Il bitcoin: che cosa è

Per capire meglio il contesto in cui si muovono Robocoin e gli altri operatori attivi nel settore delle “cryptovalute” è opportuno fare un passo indietro. Il bitcoin (BTC) è una moneta “elettronica”. Non ha quindi banconote o monete e la transazione avviene, in estrema semplificazione, con uno scambio di dati crittografati tra acquirente e venditore. I bitcoin vengono “conservati” in portafogli digitali o wallet (anche questi virtuali: quello di Robocoin, ad esempio, conserva i bitcoin nel “cloud” e esclude quindi il rischio di perdere tutto il denaro in caso di furto o smarrimento del cellulare o addirittura del PC) e garantiscono un certo anonimato, in quanto la “chiave pubblica” (una sorta di codice IBAN, serve a identificare il proprietario del wallet) è una sequenza di numeri e cifre casuale e assolutamente anonima. In determinate circostanze, come nel caso di operazioni agli ATM Robocoin, l’utente viene però identificato, come richiesto dalle leggi anti riciciclaggio, quindi l’anonimato del BTC potrebbe venire meno con il crescere del suo utilizzo al di fuori delle “pure” transazioni online. Presenta però anche una certa trasparenza, in quanto tutte le transazioni vengono registrate in un database distribuito all’interno dei nodi della rete (cioè gli utenti finali) e diventa così molto difficile sequestrare i bitcoin o, per una autorità, “vietare” le transazioni bloccando la rete.

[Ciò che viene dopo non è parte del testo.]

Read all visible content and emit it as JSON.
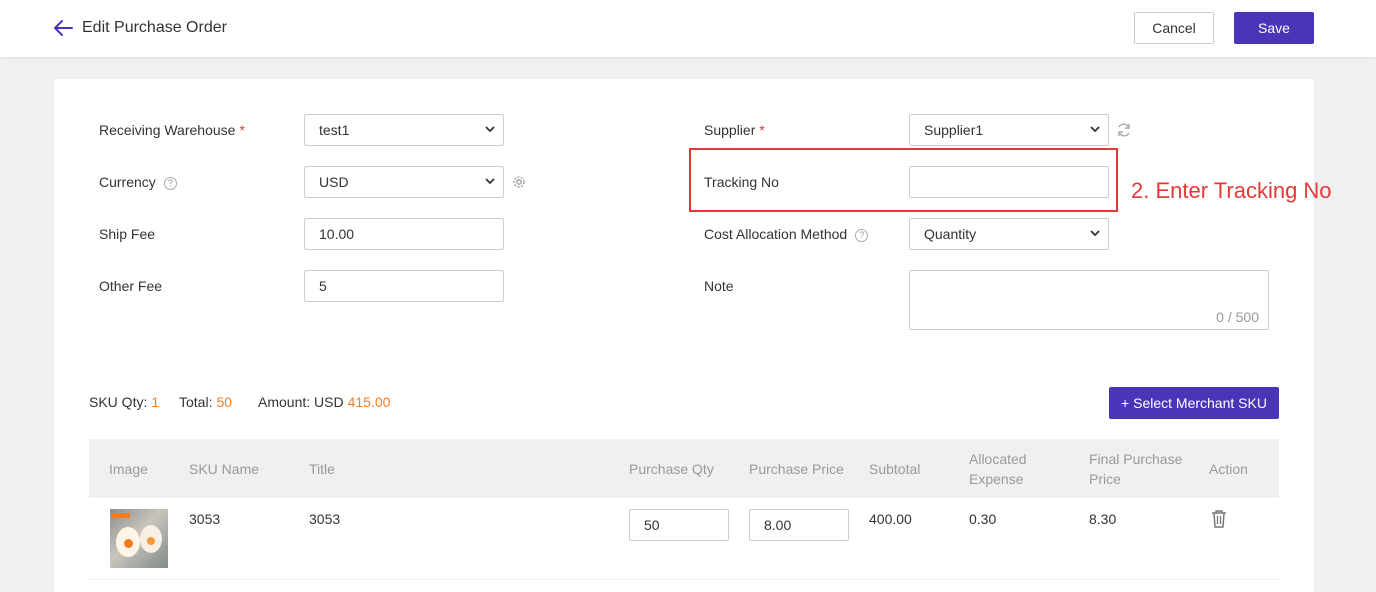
{
  "header": {
    "title": "Edit Purchase Order",
    "cancel_label": "Cancel",
    "save_label": "Save"
  },
  "form": {
    "receiving_warehouse": {
      "label": "Receiving Warehouse",
      "required_mark": "*",
      "value": "test1"
    },
    "currency": {
      "label": "Currency",
      "help": "?",
      "value": "USD"
    },
    "ship_fee": {
      "label": "Ship Fee",
      "value": "10.00"
    },
    "other_fee": {
      "label": "Other Fee",
      "value": "5"
    },
    "supplier": {
      "label": "Supplier",
      "required_mark": "*",
      "value": "Supplier1"
    },
    "tracking_no": {
      "label": "Tracking No",
      "value": ""
    },
    "cost_allocation": {
      "label": "Cost Allocation Method",
      "help": "?",
      "value": "Quantity"
    },
    "note": {
      "label": "Note",
      "value": "",
      "counter": "0 / 500"
    }
  },
  "annotation": {
    "text": "2. Enter Tracking No",
    "color": "#e53935"
  },
  "summary": {
    "sku_qty_label": "SKU Qty:",
    "sku_qty": "1",
    "total_label": "Total:",
    "total": "50",
    "amount_label": "Amount:",
    "amount_currency": "USD",
    "amount": "415.00"
  },
  "select_sku_button": "+ Select Merchant SKU",
  "table": {
    "headers": {
      "image": "Image",
      "sku_name": "SKU Name",
      "title": "Title",
      "purchase_qty": "Purchase Qty",
      "purchase_price": "Purchase Price",
      "subtotal": "Subtotal",
      "allocated_expense_1": "Allocated",
      "allocated_expense_2": "Expense",
      "final_price_1": "Final Purchase",
      "final_price_2": "Price",
      "action": "Action"
    },
    "rows": [
      {
        "sku_name": "3053",
        "title": "3053",
        "purchase_qty": "50",
        "purchase_price": "8.00",
        "subtotal": "400.00",
        "allocated_expense": "0.30",
        "final_price": "8.30"
      }
    ]
  },
  "colors": {
    "primary": "#4a35b8",
    "accent_orange": "#f47c20",
    "required_red": "#e53935"
  }
}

Transazioni più efficienti

Il reale vantaggio nell’utilizzo di questa soluzione, spiega Federico Pecoraro, CEO di Robocoin Italia, è nella rapidità della transazione. «Lo scambio di fondi è istantaneo e chi riceve il pagamento può immediatamente utilizzare il denaro per altre spese – commenta. Chi installa un software per accettare pagamenti in bitcoin, dopo un processo di registrazione di pochi minuti, può sfruttare un processo di pagamento completamente digitalizzato: è possibile prevedere anche un solo processo tra il cliente finale e il produttore originale di un bene, da cui distributore e retailer prelevano le rispettive commissioni al momento della vendita».

Il nemico è il cash

Un nemico di carte di credito e dei tradizionali pagamenti elettronici? Pecoraro è convinto di no, anzi: il vero nemico è il cash. «Si è spesso parlato del legame tra bitcoin e criminalità informatica – spiega – ma le operazioni contro Silk Road, “mercato online” in cui si vendevano armi e droga con transazioni in bitcoin, ha portato all’arresto di oltre 2mila persone, proprio perché in realtà è possibile tracciare i pagamenti e individuare acquirente e venditore. Lo strumento di pagamento principe delle attività illecite è e resta il contante, che non permette nessuna tracciabilità e dal punto di vista della sicurezza non offre niente di simile ai sofisticati protocolli informatici alla base della rete Bitcoin (la parola viene usata al maiuscolo quando indica la tecnologia e al minuscolo per indicare la valuta, NdR)».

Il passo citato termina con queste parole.